I have a query as follows..


My question is as to whether implied easements (necessity, common intention and via wheeldon and burrows) are equitable or legal. I have read that they can be both, however I was under the impression that legal easements can only be created by statute, prescription or deed. How would an easement created via wheeldon and burrows for example be a legal interest? meaning that it could be transferred as an overriding interest in an conveyance where the servient land is registered.
Further to this if a licence was to be made an easement upon conveyance under S.62. Would this be created by statute, therefore a legal interest?
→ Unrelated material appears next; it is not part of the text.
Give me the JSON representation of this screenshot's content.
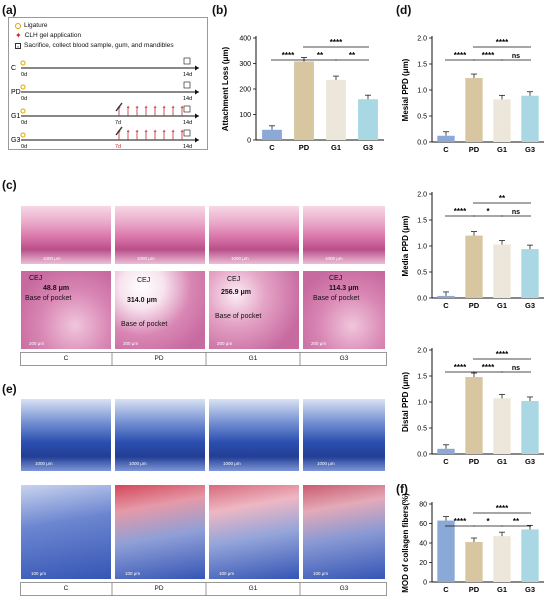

Any help would be much appreciated!
Reply 1
I think you worked out an answer to your first question... But as to your second, think of the cases of King v David and Ashburn Astalt (sp.) v Arnold. The if a personal right like a licence (say a person has a contractual licence) to live/work in a building and a conveyance has occurred but the old owner has made the licence a condition of the sale or conveyance and the new owner has agreed to the licence in the sale then they are estopped (according to Ashburn) from reneging on the deal.
Hope this helps
Reply 2
Implied easements are created by implication into a conveyance (of some other right). If implied into a legal conveyance (i.e. deed + registration), they are legal. If implied into an equitable conveyance (written contract taking effect in equity), they are equitable. If legal, they can be overriding under sch 3 LRA, para 3.
Reply 3
Original post by gwen_m
Implied easements are created by implication into a conveyance (of some other right). If implied into a legal conveyance (i.e. deed + registration), they are legal. If implied into an equitable conveyance (written contract taking effect in equity), they are equitable. If legal, they can be overriding under sch 3 LRA, para 3.


This. And NB that s62 only works to imply a grant into a conveyance, not a contract - whereas other modes (Wheeldon, necessity, common intention) can work with a contract too.